Brooklyn based Big Thief, fronted by the ever chill Adrienne Lenker, held court with her bandmates for an hour of captivating and quality lo-fi vibes, with the occasional and sophisticated guitar flourishes from Buck Meek.
How about the coolness and mellow rap style slash trance from Korean- American Yaeji- so stylish and chill, closing out the Blue Stage for the evening with somber and dreamy coolness.
And finally, the headliner Phoebe Bridgers from the Green Stage, with Phoebe and her bandmates walking out onstage wearing Halloween one- piece skeleton bones pajamas, which seems to be her performing outfit as of late from previous shows. Phoebe, all smiles throughout, with an enraptured crowd reciting every lyric to every song alongside her.

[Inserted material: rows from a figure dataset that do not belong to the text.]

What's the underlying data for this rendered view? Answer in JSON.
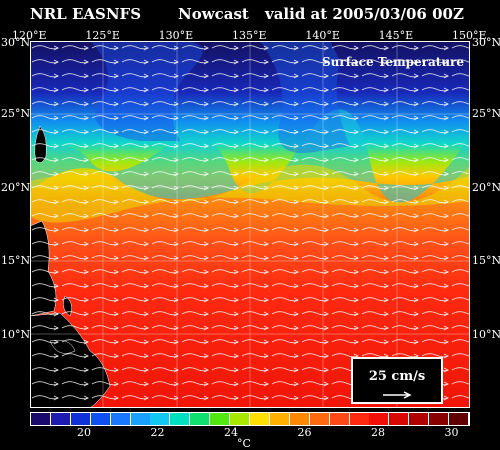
{
  "header": {
    "source": "NRL EASNFS",
    "product": "Nowcast",
    "valid": "valid at 2005/03/06 00Z"
  },
  "map": {
    "field_label": "Surface Temperature",
    "lon_labels": [
      "120°E",
      "125°E",
      "130°E",
      "135°E",
      "140°E",
      "145°E",
      "150°E"
    ],
    "lat_labels": [
      "30°N",
      "25°N",
      "20°N",
      "15°N",
      "10°N"
    ],
    "lon_range": [
      120,
      150
    ],
    "lat_range": [
      5,
      30
    ],
    "vectors": "surface current arrows (white)"
  },
  "scale": {
    "label": "25 cm/s"
  },
  "colorbar": {
    "ticks": [
      "20",
      "22",
      "24",
      "26",
      "28",
      "30"
    ],
    "unit": "°C",
    "colors": [
      "#1a0a6e",
      "#1f1bb0",
      "#1030d8",
      "#1050f0",
      "#1a78ff",
      "#1aa0ff",
      "#10c8f0",
      "#00e0c0",
      "#10e070",
      "#50e810",
      "#a8e800",
      "#ffe000",
      "#ffb000",
      "#ff8800",
      "#ff6a10",
      "#ff4a18",
      "#ff2a10",
      "#f01008",
      "#d80800",
      "#b00000",
      "#880000",
      "#600000"
    ]
  }
}
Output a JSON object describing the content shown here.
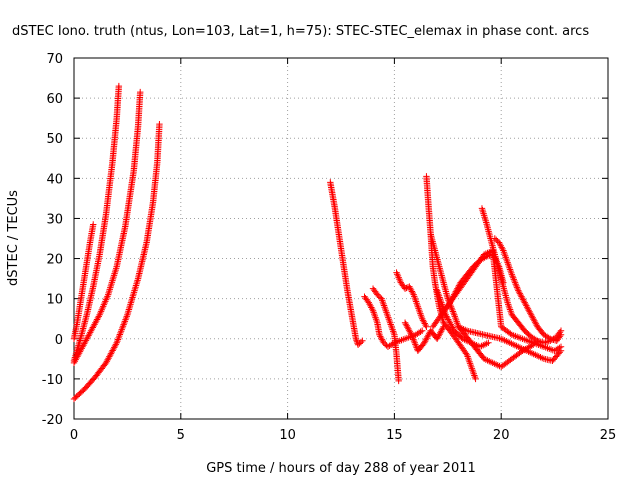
{
  "chart_data": {
    "type": "scatter",
    "title": "dSTEC Iono. truth (ntus, Lon=103, Lat=1, h=75): STEC-STEC_elemax in phase cont. arcs",
    "xlabel": "GPS time / hours of day 288 of year 2011",
    "ylabel": "dSTEC  / TECUs",
    "xlim": [
      0,
      25
    ],
    "ylim": [
      -20,
      70
    ],
    "xticks": [
      "0",
      "5",
      "10",
      "15",
      "20",
      "25"
    ],
    "yticks": [
      "-20",
      "-10",
      "0",
      "10",
      "20",
      "30",
      "40",
      "50",
      "60",
      "70"
    ],
    "grid": true,
    "marker": "plus",
    "color": "#ff0000",
    "series": [
      {
        "x": [
          0.0,
          0.15,
          0.3,
          0.45,
          0.6,
          0.75,
          0.9
        ],
        "y": [
          0.0,
          4,
          9,
          14,
          19,
          24,
          28.5
        ]
      },
      {
        "x": [
          0.0,
          0.3,
          0.6,
          0.9,
          1.2,
          1.5,
          1.8,
          2.0,
          2.1
        ],
        "y": [
          -5.5,
          0,
          6,
          13,
          21,
          31,
          44,
          55,
          63
        ]
      },
      {
        "x": [
          0.0,
          0.4,
          0.8,
          1.2,
          1.6,
          2.0,
          2.4,
          2.8,
          3.0,
          3.1
        ],
        "y": [
          -6,
          -2,
          2,
          6,
          11,
          18,
          28,
          42,
          53,
          61.5
        ]
      },
      {
        "x": [
          0.0,
          0.5,
          1.0,
          1.5,
          2.0,
          2.5,
          3.0,
          3.4,
          3.7,
          3.9,
          4.0
        ],
        "y": [
          -15,
          -12.5,
          -9.5,
          -6,
          -1,
          6,
          15,
          24,
          34,
          44,
          53.5
        ]
      },
      {
        "x": [
          12.0,
          12.2,
          12.4,
          12.6,
          12.8,
          13.0,
          13.1,
          13.2,
          13.3,
          13.5
        ],
        "y": [
          39,
          33,
          26,
          19,
          12,
          6,
          3,
          0,
          -1.5,
          -0.5
        ]
      },
      {
        "x": [
          13.6,
          13.8,
          14.0,
          14.2,
          14.3,
          14.5,
          14.7,
          15.0,
          15.5,
          16.0,
          16.3
        ],
        "y": [
          10.5,
          9,
          7,
          4,
          1,
          -1,
          -2,
          -1,
          0,
          1,
          2
        ]
      },
      {
        "x": [
          14.0,
          14.2,
          14.4,
          14.6,
          14.8,
          15.0,
          15.1,
          15.2
        ],
        "y": [
          12.5,
          11,
          10,
          7,
          4,
          1,
          -4,
          -10.5
        ]
      },
      {
        "x": [
          15.1,
          15.3,
          15.5,
          15.7,
          15.9,
          16.1,
          16.3,
          16.5
        ],
        "y": [
          16.5,
          14,
          12.5,
          13,
          11,
          8,
          5,
          3
        ]
      },
      {
        "x": [
          16.5,
          16.6,
          16.7,
          16.8,
          16.9,
          17.0,
          17.1,
          17.3,
          17.6,
          18.0,
          18.4,
          18.8
        ],
        "y": [
          40.5,
          33,
          26,
          18,
          14,
          11,
          8,
          4,
          2,
          -1,
          -4,
          -10
        ]
      },
      {
        "x": [
          16.7,
          16.9,
          17.1,
          17.3,
          17.5,
          17.8,
          18.0,
          18.3,
          18.6,
          18.9,
          19.2,
          19.6,
          20.0,
          20.5,
          21.0,
          21.5
        ],
        "y": [
          26,
          22,
          18,
          14,
          10,
          6,
          3,
          1,
          -1,
          -3,
          -5,
          -6,
          -7,
          -5,
          -3,
          -1.5
        ]
      },
      {
        "x": [
          16.8,
          17.2,
          17.6,
          18.0,
          18.4,
          18.8,
          19.2,
          19.6,
          20.0,
          20.5,
          21.0,
          21.5,
          22.0,
          22.5,
          22.8
        ],
        "y": [
          3,
          6,
          9,
          12,
          15,
          18,
          21,
          22,
          3,
          1,
          0,
          -1,
          -2,
          -3,
          -2
        ]
      },
      {
        "x": [
          17.5,
          17.8,
          18.1,
          18.4,
          18.7,
          19.0,
          19.3,
          19.6,
          19.9,
          20.1
        ],
        "y": [
          8,
          11,
          14,
          16,
          18,
          19.5,
          20.5,
          21,
          18,
          14
        ]
      },
      {
        "x": [
          18.0,
          18.4,
          18.8,
          19.2,
          19.6,
          20.0,
          20.4,
          20.8,
          21.2,
          21.6,
          22.0,
          22.4,
          22.8
        ],
        "y": [
          3,
          2,
          1.5,
          1,
          0.5,
          0,
          -1,
          -2,
          -3,
          -4,
          -5,
          -5.5,
          -3
        ]
      },
      {
        "x": [
          19.1,
          19.3,
          19.5,
          19.7,
          19.9,
          20.1,
          20.3,
          20.5,
          20.8,
          21.1,
          21.4,
          21.7,
          22.0,
          22.3,
          22.6,
          22.8
        ],
        "y": [
          32.5,
          29,
          25,
          21,
          17,
          13,
          9,
          6,
          4,
          2,
          0.5,
          -0.5,
          -1,
          -0.5,
          0.5,
          2
        ]
      },
      {
        "x": [
          19.7,
          19.9,
          20.1,
          20.3,
          20.5,
          20.8,
          21.1,
          21.4,
          21.7,
          22.0,
          22.3,
          22.6,
          22.8
        ],
        "y": [
          25,
          24,
          22,
          19,
          16,
          12,
          9,
          6,
          3,
          1,
          0,
          -0.5,
          1
        ]
      },
      {
        "x": [
          17.0,
          17.4,
          17.8,
          18.2,
          18.6,
          19.0,
          19.4
        ],
        "y": [
          12,
          6,
          2,
          0,
          -1,
          -2,
          -1
        ]
      },
      {
        "x": [
          15.5,
          15.8,
          16.1,
          16.4,
          16.7,
          17.0,
          17.3
        ],
        "y": [
          4,
          1,
          -3,
          -1,
          2,
          0,
          3
        ]
      }
    ]
  }
}
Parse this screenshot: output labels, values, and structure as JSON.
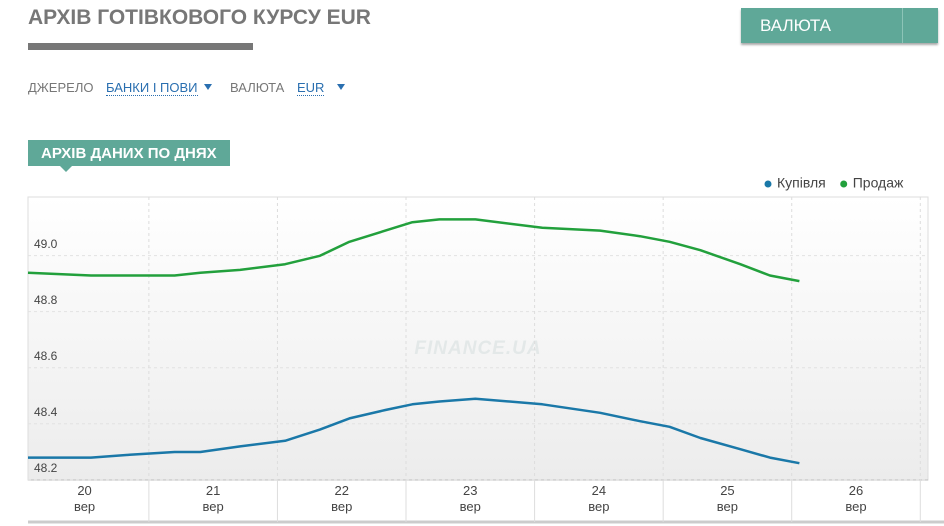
{
  "header": {
    "title": "АРХІВ ГОТІВКОВОГО КУРСУ EUR",
    "button": "ВАЛЮТА"
  },
  "filters": [
    {
      "label": "ДЖЕРЕЛО",
      "value": "БАНКИ І ПОВИ"
    },
    {
      "label": "ВАЛЮТА",
      "value": "EUR"
    }
  ],
  "tab": "АРХІВ ДАНИХ ПО ДНЯХ",
  "chart_data": {
    "type": "line",
    "watermark": "FINANCE.UA",
    "legend": "top-right",
    "grid": true,
    "x": [
      19.56,
      20.05,
      20.35,
      20.7,
      20.9,
      21.21,
      21.56,
      21.83,
      22.06,
      22.34,
      22.55,
      22.76,
      23.04,
      23.56,
      24.01,
      24.32,
      24.55,
      24.79,
      25.1,
      25.33,
      25.56
    ],
    "series": [
      {
        "name": "Купівля",
        "color": "#1a78a8",
        "values": [
          48.24,
          48.24,
          48.25,
          48.26,
          48.26,
          48.28,
          48.3,
          48.34,
          48.38,
          48.41,
          48.43,
          48.44,
          48.45,
          48.43,
          48.4,
          48.37,
          48.35,
          48.31,
          48.27,
          48.24,
          48.22
        ]
      },
      {
        "name": "Продаж",
        "color": "#22a03c",
        "values": [
          48.9,
          48.89,
          48.89,
          48.89,
          48.9,
          48.91,
          48.93,
          48.96,
          49.01,
          49.05,
          49.08,
          49.09,
          49.09,
          49.06,
          49.05,
          49.03,
          49.01,
          48.98,
          48.93,
          48.89,
          48.87
        ]
      }
    ],
    "xlim": [
      19.56,
      26.56
    ],
    "xticks": [
      {
        "value": 20,
        "label": "20 вер"
      },
      {
        "value": 21,
        "label": "21 вер"
      },
      {
        "value": 22,
        "label": "22 вер"
      },
      {
        "value": 23,
        "label": "23 вер"
      },
      {
        "value": 24,
        "label": "24 вер"
      },
      {
        "value": 25,
        "label": "25 вер"
      },
      {
        "value": 26,
        "label": "26 вер"
      }
    ],
    "ylim": [
      48.16,
      49.17
    ],
    "yticks": [
      48.2,
      48.4,
      48.6,
      48.8,
      {
        "value": 49,
        "label": "49.0"
      }
    ]
  }
}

The last time I felt that vibe and kismet between crowd and transfixed audience was witnessing Billie Eilish back in the day, in the late afternoon at Lollapalooza, and also the rabid fan base of Lana Del Ray as well.
Now that's saying something, commanding an audience like that, with little fanfare, just terrific songwriting that sends a distinct message, with a keen sense of comfort and solace permeating throughout her set. The open book visuals behind Phoebe from the gigantic LED screen were extraordinary and finely detailed, adding a sophistication to compel emotions with serious songs all the while showcasing some serious craftsmanship and panache.
Her latest release "Punisher" was highlighted throughout her set, worthy of attention and performing live since the pandemic thwarted that chance back in 2020.
Have to say I left the festival grounds last night taking a deep breath and realizing all is good in the indie and alternative music worlds.
Thank you Pitchfork- can't wait for days two and three.